Before her feet even touch the floor each morning, Bernice Bates is practicing yoga. While still in bed, she does her vinyasa, a series of seven or eight postures that gets her blood flowing. She puts her arms above her head for a stretch and a yawn, pulls her knees to her chest, “walks” the ceiling with her feet and stretches her shoulders and hands. “By the time you’re through — it takes about eight minutes — you’re ready to walk, instead of slopping around,” Bates said.
“You can walk to the kitchen, to the bathroom, whatever your procedure is and not sort of drag yourself and say, ‘I don’t want to do this. I don’t want to do that.’ You’re ready to go.” Yoga has been a way of life for Bates, 91, for more than half her life: She began practicing and teaching hatha yoga in about 1960. In a fitting tribute to her decades of helping others learn her passion, she recently won the distinction of the Guinness World Record holder of oldest yoga instructor. Guinness says she is the oldest yoga instructor to complete the complex verification process.
It’s an honor, the humble yogi feels, that isn’t hers alone. “I don’t have this reward by myself,” she said. “I share it with all the students I’ve taught through the years.” Bates credits yoga with keeping her flexible, fit and healthy. “I think yoga is the best exercise there is,” says Bates, who has always been active and still swims laps. “I’ve never had anything I had to go to the doctor for, except checkups,” says Bates, who tips the scale at 105 pounds and is about 5 foot, 2 inches tall. “That should say something.” Yoga involves the whole body — muscles, ligaments, organs, she says, and gives you energy without exhausting your body. “You’re not just standing on a treadmill and going, going, going and you get off and can hardly walk,” she says. “Yoga itself means yoke, that’s to join. We join our mind, our body and our spirit in everything we do.
“Yoga gives you flexibility like you’ve never had before, and it makes you healthy because you’re working on the whole body, inside and out,” she said. Bates, who has instructed children and adults, now leads a weekly one-hour class nine months a year at the Mainlands Retirement Community Center in Pinellas Park, Fla., where she lives. Most students are in their 60s and 70s, though she has two fellow nonagenarians and several students in their 80s. She leads her students through 10 to 12 poses and ends with relaxation. “We go over our whole body and tense each part, then we relax,” she said. Bernie, as her students call her, provides handouts so they can practice at home. And when they can finally do something they once couldn’t, like touch their toes, “it makes me feel like it’s worthwhile,” she says. Some students have been with her for the 15 years she’s taught at Mainlands, and they all adapt to the class as they grow on in years. Some participate while sitting on chairs. “It’s for everybody,” she says enthusiastically about yoga.

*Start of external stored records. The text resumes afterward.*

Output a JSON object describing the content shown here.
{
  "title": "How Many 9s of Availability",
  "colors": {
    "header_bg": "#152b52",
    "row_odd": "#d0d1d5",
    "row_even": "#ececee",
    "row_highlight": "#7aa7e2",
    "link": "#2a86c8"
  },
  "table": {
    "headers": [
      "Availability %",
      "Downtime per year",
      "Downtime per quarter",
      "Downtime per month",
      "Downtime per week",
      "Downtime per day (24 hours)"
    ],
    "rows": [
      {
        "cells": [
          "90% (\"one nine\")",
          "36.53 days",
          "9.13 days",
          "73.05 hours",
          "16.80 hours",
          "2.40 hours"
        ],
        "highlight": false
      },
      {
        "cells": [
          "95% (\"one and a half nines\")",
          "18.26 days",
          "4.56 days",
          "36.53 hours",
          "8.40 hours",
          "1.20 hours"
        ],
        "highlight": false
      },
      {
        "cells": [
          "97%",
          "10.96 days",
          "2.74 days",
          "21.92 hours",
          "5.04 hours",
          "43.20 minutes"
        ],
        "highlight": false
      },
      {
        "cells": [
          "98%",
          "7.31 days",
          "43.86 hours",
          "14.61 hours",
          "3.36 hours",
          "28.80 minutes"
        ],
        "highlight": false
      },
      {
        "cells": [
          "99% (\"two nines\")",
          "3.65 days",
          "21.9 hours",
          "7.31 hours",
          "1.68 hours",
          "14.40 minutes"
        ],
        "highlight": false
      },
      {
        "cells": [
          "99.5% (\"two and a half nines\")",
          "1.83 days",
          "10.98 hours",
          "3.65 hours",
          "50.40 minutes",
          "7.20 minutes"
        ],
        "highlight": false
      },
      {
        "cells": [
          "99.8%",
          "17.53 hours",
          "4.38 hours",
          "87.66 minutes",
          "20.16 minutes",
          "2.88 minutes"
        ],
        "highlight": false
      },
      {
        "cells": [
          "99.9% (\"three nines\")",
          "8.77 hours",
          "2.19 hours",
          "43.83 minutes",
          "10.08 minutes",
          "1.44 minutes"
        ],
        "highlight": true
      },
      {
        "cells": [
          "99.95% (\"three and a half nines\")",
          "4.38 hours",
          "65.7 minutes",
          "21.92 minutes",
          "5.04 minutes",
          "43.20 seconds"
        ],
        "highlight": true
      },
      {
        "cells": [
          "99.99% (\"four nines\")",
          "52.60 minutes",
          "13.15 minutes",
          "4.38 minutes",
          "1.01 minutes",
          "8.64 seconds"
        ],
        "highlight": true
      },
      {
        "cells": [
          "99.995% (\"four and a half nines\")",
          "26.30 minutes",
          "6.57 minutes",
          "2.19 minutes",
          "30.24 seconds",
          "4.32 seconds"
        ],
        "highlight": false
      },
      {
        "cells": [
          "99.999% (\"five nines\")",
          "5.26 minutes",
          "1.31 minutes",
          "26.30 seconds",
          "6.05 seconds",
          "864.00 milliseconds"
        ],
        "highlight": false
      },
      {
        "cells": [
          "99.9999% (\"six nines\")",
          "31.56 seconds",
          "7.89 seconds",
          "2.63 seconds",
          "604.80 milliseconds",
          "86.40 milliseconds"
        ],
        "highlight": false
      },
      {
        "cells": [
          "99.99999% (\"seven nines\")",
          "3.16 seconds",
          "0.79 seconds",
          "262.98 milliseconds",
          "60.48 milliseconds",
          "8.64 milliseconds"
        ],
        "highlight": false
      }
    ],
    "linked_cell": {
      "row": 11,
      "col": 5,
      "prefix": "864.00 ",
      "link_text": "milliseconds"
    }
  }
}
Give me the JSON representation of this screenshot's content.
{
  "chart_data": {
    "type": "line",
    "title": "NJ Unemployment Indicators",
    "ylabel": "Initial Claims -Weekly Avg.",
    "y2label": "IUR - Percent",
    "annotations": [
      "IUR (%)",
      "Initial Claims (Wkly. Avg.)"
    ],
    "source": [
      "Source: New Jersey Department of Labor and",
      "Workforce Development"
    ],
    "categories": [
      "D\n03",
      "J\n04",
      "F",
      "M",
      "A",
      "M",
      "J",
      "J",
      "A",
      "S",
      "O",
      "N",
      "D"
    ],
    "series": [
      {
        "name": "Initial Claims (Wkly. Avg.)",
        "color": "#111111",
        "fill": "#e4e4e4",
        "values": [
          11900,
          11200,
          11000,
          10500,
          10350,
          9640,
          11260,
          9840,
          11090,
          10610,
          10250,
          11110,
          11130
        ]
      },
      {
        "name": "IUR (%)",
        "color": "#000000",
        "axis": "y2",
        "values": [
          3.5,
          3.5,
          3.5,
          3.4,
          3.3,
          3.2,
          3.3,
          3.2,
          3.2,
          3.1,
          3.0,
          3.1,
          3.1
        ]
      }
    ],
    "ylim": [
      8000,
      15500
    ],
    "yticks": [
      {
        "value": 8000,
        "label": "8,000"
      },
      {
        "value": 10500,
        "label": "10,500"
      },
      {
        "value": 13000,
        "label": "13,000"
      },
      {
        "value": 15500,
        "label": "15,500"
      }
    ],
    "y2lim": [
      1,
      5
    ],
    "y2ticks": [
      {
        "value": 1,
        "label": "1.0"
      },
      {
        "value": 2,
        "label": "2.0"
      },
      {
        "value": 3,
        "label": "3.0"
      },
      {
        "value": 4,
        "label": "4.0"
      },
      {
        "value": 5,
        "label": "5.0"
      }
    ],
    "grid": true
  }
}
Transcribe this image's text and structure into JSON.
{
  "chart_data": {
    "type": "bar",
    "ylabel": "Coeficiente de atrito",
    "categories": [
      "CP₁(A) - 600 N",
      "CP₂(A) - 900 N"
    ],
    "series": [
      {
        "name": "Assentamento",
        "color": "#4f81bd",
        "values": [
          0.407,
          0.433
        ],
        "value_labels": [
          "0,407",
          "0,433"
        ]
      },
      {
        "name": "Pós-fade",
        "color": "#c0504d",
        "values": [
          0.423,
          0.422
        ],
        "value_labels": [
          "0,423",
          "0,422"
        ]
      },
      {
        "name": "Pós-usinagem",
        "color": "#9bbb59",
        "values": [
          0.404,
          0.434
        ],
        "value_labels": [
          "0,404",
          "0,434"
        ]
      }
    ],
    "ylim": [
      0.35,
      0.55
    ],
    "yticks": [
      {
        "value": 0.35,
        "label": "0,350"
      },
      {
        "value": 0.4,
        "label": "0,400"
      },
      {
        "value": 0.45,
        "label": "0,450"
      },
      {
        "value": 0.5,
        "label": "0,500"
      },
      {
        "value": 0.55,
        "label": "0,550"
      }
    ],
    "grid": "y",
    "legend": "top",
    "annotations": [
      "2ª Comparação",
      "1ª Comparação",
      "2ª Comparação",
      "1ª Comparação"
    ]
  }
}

“There’s thousands of postures. You can pick and choose. You do what you can. “It’s non-competitive, which is the best thing about it,” she said. Bates is a widow of eight years and a mother of three, grandmother of seven and great-grandmother of three. Yoga has enhanced her full life. “It just encouraged me to keep going and it made my life better,” Bates said. “You’re active, so you don’t gain 100 pounds.” She lives alone and tends to her flower garden, does the housework and likes to rearrange her furniture, so she’s always moving it around.
“If I didn’t keep myself in shape, I wouldn’t be able to do it at 91,” she says. Her decades of physical activity have only added to her strong Methodist faith. “Anything you do for your body that’s good is going to enhance improvement in your religion too,” she said. “You get more faith that way.” With students seeking her guidance each week, the world’s oldest yoga teacher is going to keep on teaching.
“Why should I quit? she asks. “As long as I can do it and be a help to someone else, I’ll just stay as long as I can. I get a joy out of seeing someone learning.”